[Wien] Error in mpi+k point parallelization across multiple nodes
lung Fermin
ferminlung at gmail.com
Mon May 4 05:18:46 CEST 2015
I have tried to set MPI_REMOTE=0 and used 32 cores (on 2 nodes) for
distributing the mpi job. However, the problem still persist... but the
error message looks different this time:
$> cat *.error
Error in LAPW2
** testerror: Error in Parallel LAPW2
and the output on screen:
Warning: no access to tty (Bad file descriptor).
Thus no job control in this shell.
z1-17 z1-17 z1-17 z1-17 z1-17 z1-17 z1-17 z1-17 z1-17 z1-17 z1-17 z1-17
z1-17 z1-17 z1-17 z1-17 z1-18 z1-18 z1-18 z1-18 z1-18 z1-18 z1-18 z1-18
z1-18 z1-18 z1-18 z1-18 z1-18 z1-1
8 z1-18 z1-18
number of processors: 32
LAPW0 END
[16] Failed to dealloc pd (Device or resource busy)
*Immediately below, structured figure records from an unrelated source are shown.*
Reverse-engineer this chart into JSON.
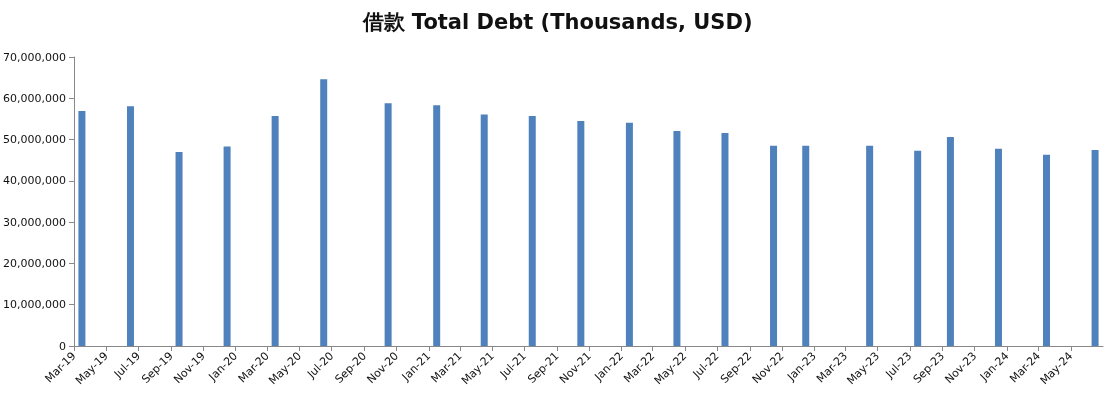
{
  "chart_data": {
    "type": "bar",
    "title": "借款 Total Debt (Thousands, USD)",
    "x": [
      "2019-03-16",
      "2019-06-16",
      "2019-09-16",
      "2019-12-16",
      "2020-03-16",
      "2020-06-16",
      "2020-10-16",
      "2021-01-16",
      "2021-04-16",
      "2021-07-16",
      "2021-10-16",
      "2022-01-16",
      "2022-04-16",
      "2022-07-16",
      "2022-10-16",
      "2022-12-16",
      "2023-04-16",
      "2023-07-16",
      "2023-09-16",
      "2023-12-16",
      "2024-03-16",
      "2024-06-16"
    ],
    "values": [
      56900000,
      58100000,
      47000000,
      48300000,
      55700000,
      64600000,
      58800000,
      58300000,
      56100000,
      55700000,
      54500000,
      54100000,
      52100000,
      51600000,
      48500000,
      48500000,
      48500000,
      47300000,
      50600000,
      47800000,
      46300000,
      47500000
    ],
    "color": "#4f81bd",
    "xlim": [
      "2019-03-01",
      "2024-07-01"
    ],
    "xticks": [
      {
        "value": "2019-03-01",
        "label": "Mar-19"
      },
      {
        "value": "2019-05-01",
        "label": "May-19"
      },
      {
        "value": "2019-07-01",
        "label": "Jul-19"
      },
      {
        "value": "2019-09-01",
        "label": "Sep-19"
      },
      {
        "value": "2019-11-01",
        "label": "Nov-19"
      },
      {
        "value": "2020-01-01",
        "label": "Jan-20"
      },
      {
        "value": "2020-03-01",
        "label": "Mar-20"
      },
      {
        "value": "2020-05-01",
        "label": "May-20"
      },
      {
        "value": "2020-07-01",
        "label": "Jul-20"
      },
      {
        "value": "2020-09-01",
        "label": "Sep-20"
      },
      {
        "value": "2020-11-01",
        "label": "Nov-20"
      },
      {
        "value": "2021-01-01",
        "label": "Jan-21"
      },
      {
        "value": "2021-03-01",
        "label": "Mar-21"
      },
      {
        "value": "2021-05-01",
        "label": "May-21"
      },
      {
        "value": "2021-07-01",
        "label": "Jul-21"
      },
      {
        "value": "2021-09-01",
        "label": "Sep-21"
      },
      {
        "value": "2021-11-01",
        "label": "Nov-21"
      },
      {
        "value": "2022-01-01",
        "label": "Jan-22"
      },
      {
        "value": "2022-03-01",
        "label": "Mar-22"
      },
      {
        "value": "2022-05-01",
        "label": "May-22"
      },
      {
        "value": "2022-07-01",
        "label": "Jul-22"
      },
      {
        "value": "2022-09-01",
        "label": "Sep-22"
      },
      {
        "value": "2022-11-01",
        "label": "Nov-22"
      },
      {
        "value": "2023-01-01",
        "label": "Jan-23"
      },
      {
        "value": "2023-03-01",
        "label": "Mar-23"
      },
      {
        "value": "2023-05-01",
        "label": "May-23"
      },
      {
        "value": "2023-07-01",
        "label": "Jul-23"
      },
      {
        "value": "2023-09-01",
        "label": "Sep-23"
      },
      {
        "value": "2023-11-01",
        "label": "Nov-23"
      },
      {
        "value": "2024-01-01",
        "label": "Jan-24"
      },
      {
        "value": "2024-03-01",
        "label": "Mar-24"
      },
      {
        "value": "2024-05-01",
        "label": "May-24"
      }
    ],
    "ylim": [
      0,
      70000000
    ],
    "yticks": [
      0,
      {
        "value": 10000000,
        "label": "10,000,000"
      },
      {
        "value": 20000000,
        "label": "20,000,000"
      },
      {
        "value": 30000000,
        "label": "30,000,000"
      },
      {
        "value": 40000000,
        "label": "40,000,000"
      },
      {
        "value": 50000000,
        "label": "50,000,000"
      },
      {
        "value": 60000000,
        "label": "60,000,000"
      },
      {
        "value": 70000000,
        "label": "70,000,000"
      }
    ],
    "grid": false
  }
}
[0] Failed to dealloc pd (Device or resource busy)
[17] Failed to dealloc pd (Device or resource busy)
[2] Failed to dealloc pd (Device or resource busy)
[18] Failed to dealloc pd (Device or resource busy)
[1] Failed to dealloc pd (Device or resource busy)
LAPW1 END
LAPW2 - FERMI; weighs written
[z1-17:mpispawn_0][child_handler] MPI process (rank: 0, pid: 28291)
terminated with signal 9 -> abort job
[z1-17:mpispawn_0][readline] Unexpected End-Of-File on file descriptor 9.
MPI process died?
[z1-17:mpispawn_0][mtpmi_processops] Error while reading PMI socket. MPI
process died?
[z1-17:mpirun_rsh][process_mpispawn_connection] mpispawn_0 from node z1-17
aborted: Error while reading a PMI socket (4)
[z1-18:mpispawn_1][read_size] Unexpected End-Of-File on file descriptor 21.
MPI process died?
[z1-18:mpispawn_1][read_size] Unexpected End-Of-File on file descriptor 21.
MPI process died?
[z1-18:mpispawn_1][handle_mt_peer] Error while reading PMI socket. MPI
process died?
cp: cannot stat `.in.tmp': No such file or directory
> stop error
------------------------------------------------------------------------------------------------------------
Try setting
setenv MPI_REMOTE 0
in parallel options.
Am 29.04.2015 um 09:44 schrieb lung Fermin:
> Thanks for your comment, Prof. Marks.
>
> Each node on the cluster has 32GB memory and each core (16 in total)
> on the node is limited to 2GB of memory usage. For the current system,
> I used RKMAX=6, and the smallest RMT=2.25.
>
> I have tested the calculation with single k point and mpi on 16 cores
> within a node. The matrix size from
>
> $ cat *.nmat_only
>
> is 29138
>
> Does this mean that the number of matrix elements is 29138 or (29138)^2?
> In general, how shall I estimate the memory required for a calculation?
>
> I have also checked the memory usage with "top" on the node. Each core
> has used up ~5% of the memory and this adds up to ~5*16% on the node.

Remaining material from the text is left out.